05/07/2021

Covid causes more poverty in southern Europe

2 min
One of the beaches of Gavà in an archive image from 2019

Little by little the European institutions are mapping the economic impact of the covid-19 pandemic on different territories. And, despite the historic initiative of launching the most important economic reconstruction plan in its history (the Next Generation funds) and states' high indebtedness, the map continues to reveal, with some surprising exceptions, a fracture between north and south. According to Eurostat data, Spain is one of the nine European Union states in which the pandemic has increased the risk of poverty among the working-age population. Most of them are southern states, such as Spain itself and also Portugal, Italy, Greece, Bulgaria or Slovenia, but in this list also appear countries like Ireland, Austria or, most surprisingly, Sweden.
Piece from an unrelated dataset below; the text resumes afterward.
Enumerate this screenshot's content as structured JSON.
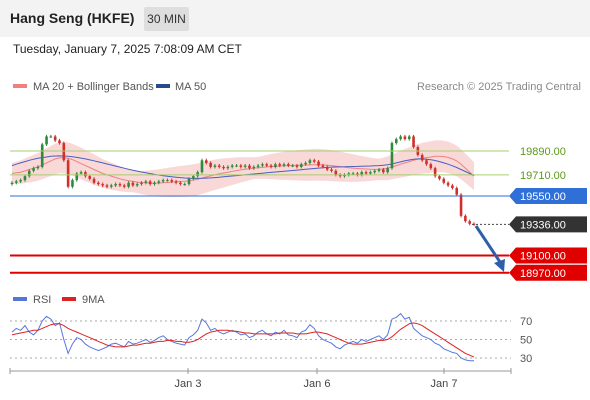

In contrast, in the countries of central and northern Europe, mainly France, Germany, Belgium and the Netherlands, but also in the eastern and Baltic countries, the risk of poverty has remained stable. In Estonia it has even decreased. The reason pointed out by the European statistics office is the collapse of the savings rate of Spanish families in recent quarters (there is no segregated data for Catalonia), despite the fact that at the beginning of the pandemic, during mass lockdown, the savings rate soared in Spain, where it had been one of the lowest in Europe, and also in the EU as a whole, to rise above 25%.

This situation was caused by the impossibility of spending on leisure and because the health crisis caused many families to postpone major purchases. But already in autumn 2020, when the second wave impacted with great power, the savings rate began to fall to below 10%. Economists point to the lack of stimuli and direct aid to businesses and families as the cause of this worsening of household economies. And here again it has been seen how rich countries, such as Germany, were able to compensate many businesses' loss of income, while in Spain aid has been scarce and not very agile due to bureaucracy.

Obviously, the current picture can be reversed if good use is made of European funds, but from the outset the same thing has been proven that was already seen during the crisis of 2008-2012: there is a two-speed Europe at economic level. One, the south, which drags deep structural imbalances, such as high unemployment and runaway public debt, with an economy heavily dependent on sectors such as tourism that do not create quality jobs, and another, the north, more focused on industry and exports, and with healthy public finances.

Hopefully, European funds will erase this invisible border and help achieve true European convergence in terms of purchasing power and social protection. For the moment, the impact of the pandemic has done just the opposite: it has widened the gap between north and south.